Penelope sighed. “There's going to be a Mexican band and dancing tonight. I hope Hank Dale shows up and asks me to dance. Who do you want to dance with?”
“With
whom
do I wish to dance?” Lynnie corrected automatically. “Nobody. Men will only distract us from working for women's rights, Penny. They only want one thing from us, and it doesn't have anything to do with voting.”
Penelope's dark eyes blinked as she considered that one thing. “Miss McBride, you ever been kissed?”
“Call me Lynnie, since I'm no longer your teacher. I presume by ‘kiss' you mean by someone other than uncles and little brothers? No, but I don't think we're missing anything,” Lynnie answered, and frowned as she watched Ace Durango laughing with a bunch of silly girls, who were twittering about him like a bunch of birds.
“Well, if you haven't tried it, how would you know?” Penelope, too, watched the girls flocking about the big cowboy.
“I imagine it's like being licked in the face by a hound dog,” Lynnie snapped.
“Emmalou Purdy looks like she can hardly wait to find out,” Penelope observed. “Look at how she's leaning close to Ace and laughing at everything he says.”
“Emmalou Purdy is an idiot.” For some reason she didn't understand, it annoyed Lynnie greatly that the girl was leaning so close to Ace, her big bosom almost brushing his arm. For a moment, she remembered the sensation of being in his embrace at the ball, the power and the size of the man. “And Ace Durango is a bigger idiot to fall for all her giggling. She doesn't have a brain in her head.”
Penelope sighed. “I'm not sure brains are what a man's looking for.”
“Which shows you just how smart the average man is,” Lynnie declared, and meant it. “While ninnies like Emmalou are getting kissed and flirting, we'll be leading the charge for women's right to vote.”
“I don't know,” Penelope said wistfully. “Getting kissed seems awfully nice.”
“Penelope, you mustn't desert the cause,” Lynnie admonished. “We've got to push for women's rights in every way we can, and that means not succumbing to some brute's wiles and ending up hanging over a hot stove, baking rhubarb pies by the dozen.”
“Rhubarb pies?”
“They're his favorite,” Lynnie said without thinking. “Next thing you know, you've got a houseful of babies.”
“From baking rhubarb pies?” Penelope looked puzzled.
The girl was one sandwich short of a picnic, Lynnie decided, or incredibly naive. “Well, that's what it leads to; kisses and babies.”
“Babies are nice; I'd like some, wouldn't you?”
For a split second, Lynnie imagined a baby in her arms that had a cockeyed grin and very black hair.
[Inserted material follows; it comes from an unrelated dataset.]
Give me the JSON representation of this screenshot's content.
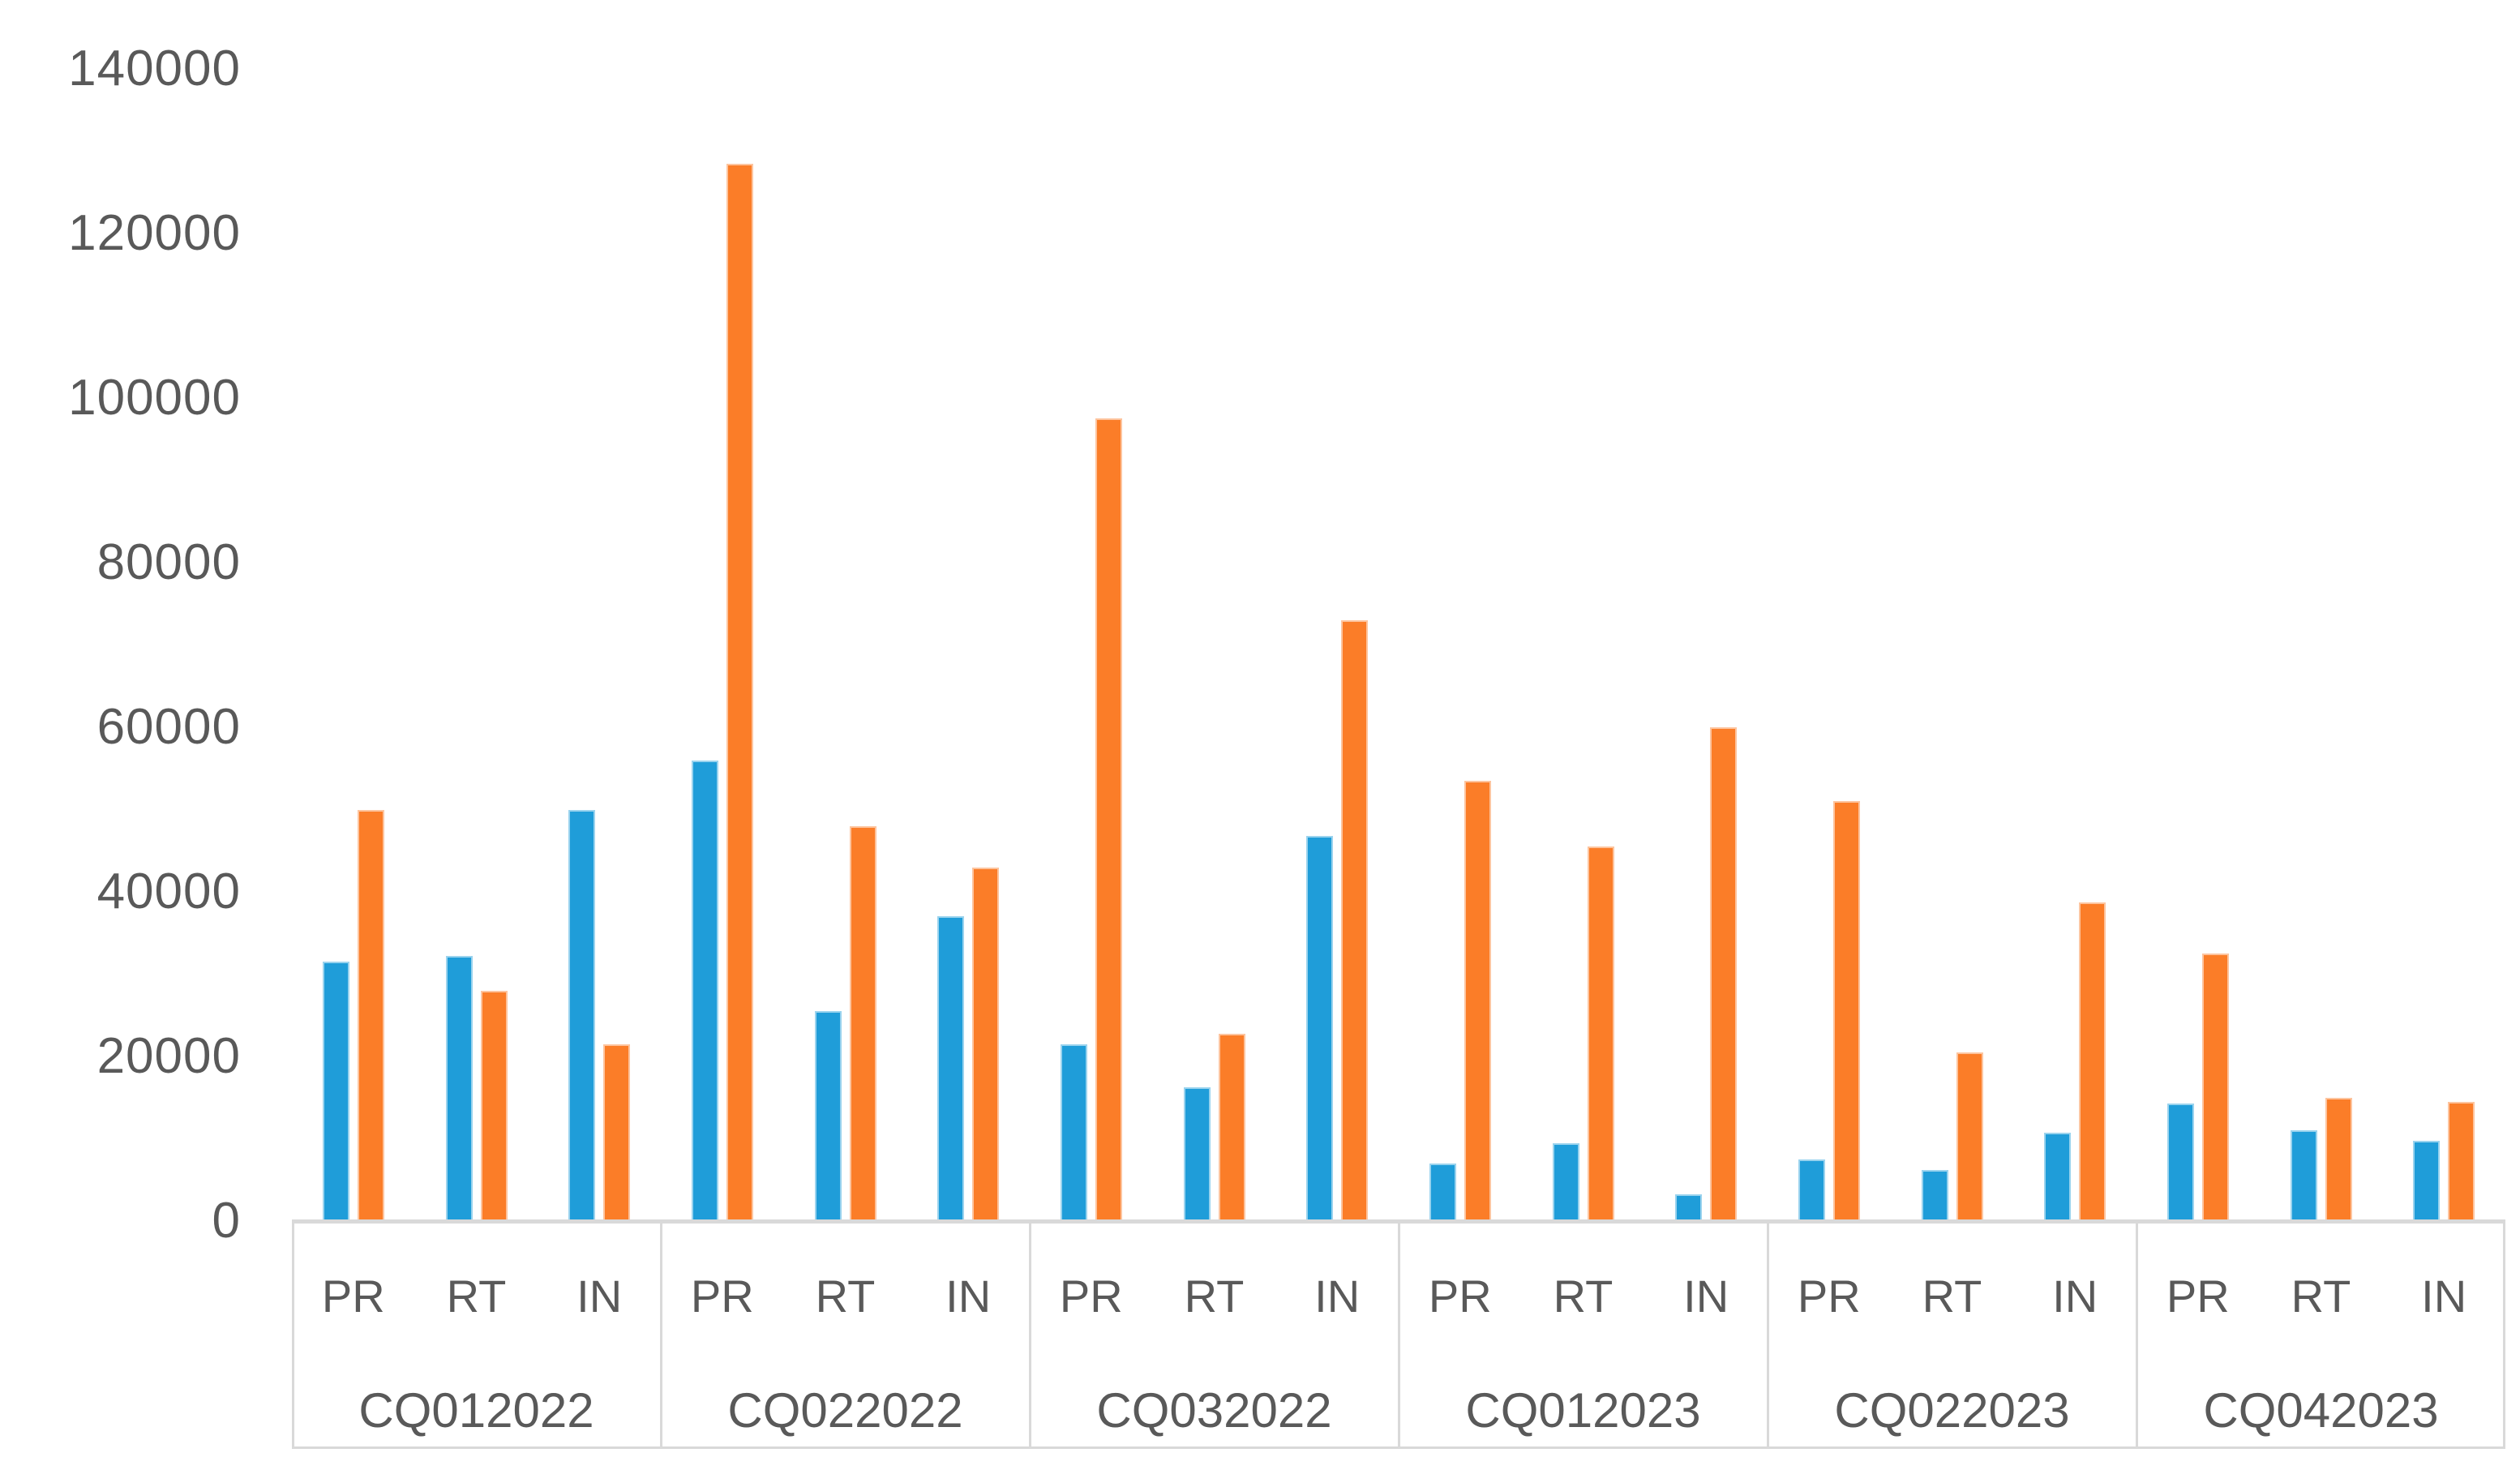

She must be losing her mind. “I can't think of a man I'd want to do ... well, you know ... with to get one.”
“I don't even know what it is you do to get a baby,” Penelope admitted.
Lynnie felt herself flush at the image that came to her mind of that big galoot and how he would look naked. In her mind, his lips brushed across her face and down her throat to her ...
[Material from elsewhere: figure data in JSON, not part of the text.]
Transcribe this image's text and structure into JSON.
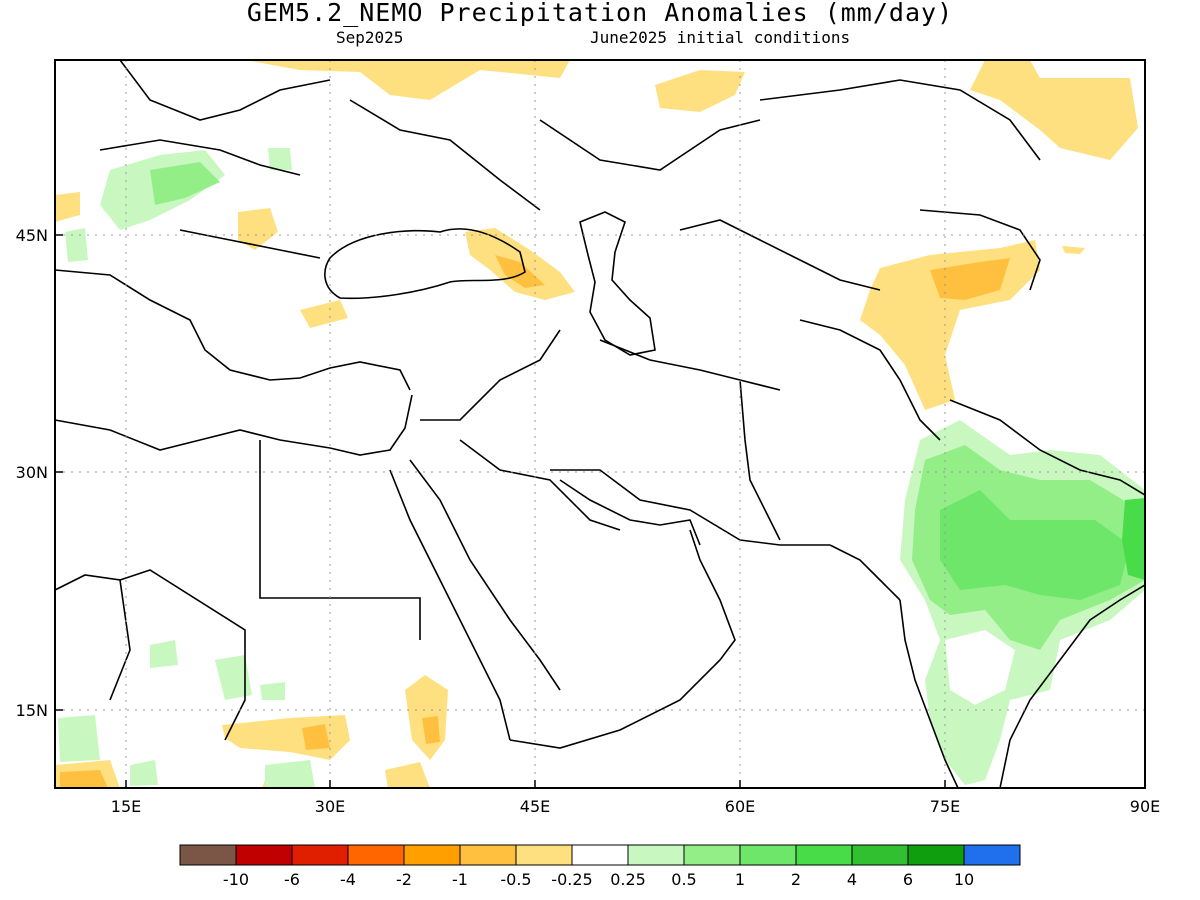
{
  "header": {
    "title": "GEM5.2_NEMO Precipitation Anomalies (mm/day)",
    "period": "Sep2025",
    "init": "June2025 initial conditions"
  },
  "map": {
    "lon_range": [
      10,
      90
    ],
    "lat_range": [
      10,
      55
    ],
    "lon_ticks": [
      "15E",
      "30E",
      "45E",
      "60E",
      "75E",
      "90E"
    ],
    "lat_ticks": [
      "15N",
      "30N",
      "45N"
    ]
  },
  "legend": {
    "colors": [
      "#7b5646",
      "#c00000",
      "#e01e00",
      "#ff6600",
      "#ffa000",
      "#ffc040",
      "#ffe080",
      "#ffffff",
      "#c8f8c0",
      "#94ee88",
      "#6ee66a",
      "#48dc48",
      "#30c030",
      "#0e9e0e",
      "#2070ee"
    ],
    "labels": [
      "-10",
      "-6",
      "-4",
      "-2",
      "-1",
      "-0.5",
      "-0.25",
      "0.25",
      "0.5",
      "1",
      "2",
      "4",
      "6",
      "10"
    ]
  }
}
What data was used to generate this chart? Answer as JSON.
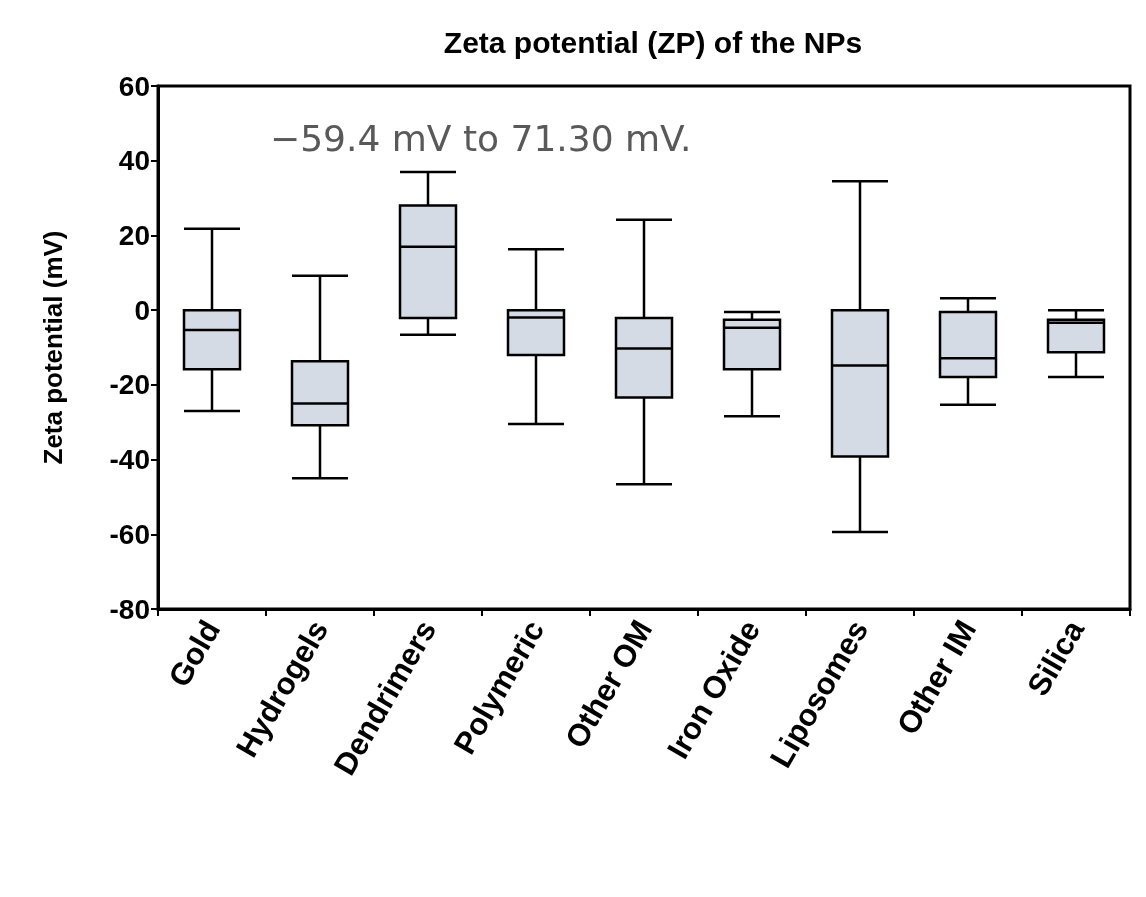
{
  "chart_data": {
    "type": "box",
    "title": "Zeta potential (ZP) of the NPs",
    "ylabel": "Zeta potential (mV)",
    "categories": [
      "Gold",
      "Hydrogels",
      "Dendrimers",
      "Polymeric",
      "Other OM",
      "Iron Oxide",
      "Liposomes",
      "Other IM",
      "Silica"
    ],
    "series": [
      {
        "color": "#d5dbe4",
        "boxes": [
          {
            "low": -27,
            "q1": -15.8,
            "median": -5.3,
            "q3": 0,
            "high": 21.8
          },
          {
            "low": -45,
            "q1": -30.8,
            "median": -25,
            "q3": -13.7,
            "high": 9.2
          },
          {
            "low": -6.6,
            "q1": -2.1,
            "median": 17,
            "q3": 28,
            "high": 37
          },
          {
            "low": -30.5,
            "q1": -12,
            "median": -2,
            "q3": 0,
            "high": 16.3
          },
          {
            "low": -46.6,
            "q1": -23.4,
            "median": -10.3,
            "q3": -2.1,
            "high": 24.2
          },
          {
            "low": -28.4,
            "q1": -15.8,
            "median": -4.7,
            "q3": -2.6,
            "high": -0.5
          },
          {
            "low": -59.4,
            "q1": -39.2,
            "median": -14.8,
            "q3": 0,
            "high": 34.5
          },
          {
            "low": -25.3,
            "q1": -17.9,
            "median": -12.9,
            "q3": -0.5,
            "high": 3.2
          },
          {
            "low": -17.9,
            "q1": -11.3,
            "median": -3.4,
            "q3": -2.6,
            "high": 0
          }
        ]
      }
    ],
    "ylim": [
      -80,
      60
    ],
    "yticks": [
      -80,
      -60,
      -40,
      -20,
      0,
      20,
      40,
      60
    ],
    "annotations": [
      "−59.4 mV to 71.30 mV."
    ]
  }
}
“Miss Lynnie, are you getting sunburned? Your face is turning beet red.”
“No, Penelope.” She watched Emmalou Purdy take Ace's arm, and the two of them laughed together like a pair of crazed hyenas. “He has to be stupid not to see through that.”
Penelope watched the two for a long moment. “He gets much closer to her, he'll have to answer to her brother.”
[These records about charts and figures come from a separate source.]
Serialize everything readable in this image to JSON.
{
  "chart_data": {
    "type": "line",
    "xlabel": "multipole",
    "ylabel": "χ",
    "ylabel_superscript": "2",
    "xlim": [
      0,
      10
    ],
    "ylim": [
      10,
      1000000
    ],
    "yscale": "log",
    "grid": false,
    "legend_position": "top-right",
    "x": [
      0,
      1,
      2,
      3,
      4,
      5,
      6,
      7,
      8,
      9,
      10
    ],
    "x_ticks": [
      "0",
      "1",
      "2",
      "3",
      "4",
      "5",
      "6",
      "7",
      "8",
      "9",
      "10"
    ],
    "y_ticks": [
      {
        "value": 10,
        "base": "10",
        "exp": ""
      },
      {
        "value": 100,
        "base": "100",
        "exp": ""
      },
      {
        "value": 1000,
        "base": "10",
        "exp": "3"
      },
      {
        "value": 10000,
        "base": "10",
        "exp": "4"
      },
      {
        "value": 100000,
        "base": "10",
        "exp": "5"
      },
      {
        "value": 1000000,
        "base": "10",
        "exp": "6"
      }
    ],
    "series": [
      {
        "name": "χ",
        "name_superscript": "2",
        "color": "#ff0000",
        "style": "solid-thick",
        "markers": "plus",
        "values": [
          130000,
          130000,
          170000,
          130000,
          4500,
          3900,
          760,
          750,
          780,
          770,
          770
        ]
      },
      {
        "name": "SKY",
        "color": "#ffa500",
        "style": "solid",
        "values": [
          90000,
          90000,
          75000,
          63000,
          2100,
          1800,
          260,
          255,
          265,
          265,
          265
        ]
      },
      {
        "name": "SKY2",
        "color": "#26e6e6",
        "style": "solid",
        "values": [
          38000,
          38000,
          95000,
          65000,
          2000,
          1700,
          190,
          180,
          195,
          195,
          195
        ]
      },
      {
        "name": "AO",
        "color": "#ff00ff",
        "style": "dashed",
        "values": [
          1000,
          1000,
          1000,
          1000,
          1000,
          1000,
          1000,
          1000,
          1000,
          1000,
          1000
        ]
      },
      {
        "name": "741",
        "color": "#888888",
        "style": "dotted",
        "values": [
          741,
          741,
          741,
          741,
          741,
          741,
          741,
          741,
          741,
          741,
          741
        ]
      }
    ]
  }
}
“Nelbert Purdy?” Lynnie sniffed disdainfully. “Why, Ace Durango would wipe up the courtyard with him.”
“Just think how exciting it would be to have men fighting over your honor.” Her friend sighed.
“Oh, Penny, you'll never be a modern woman if you keep thinking like that,” Lynnie said. Abruptly, she was sick of watching the handsome cowboy fawning all over the giggling simpleton. She used her hand to shield her eyes as she looked up toward the late-afternoon sun. “I wish they'd serve the food. It's too boring to keep watching that pair make idiots of themselves.”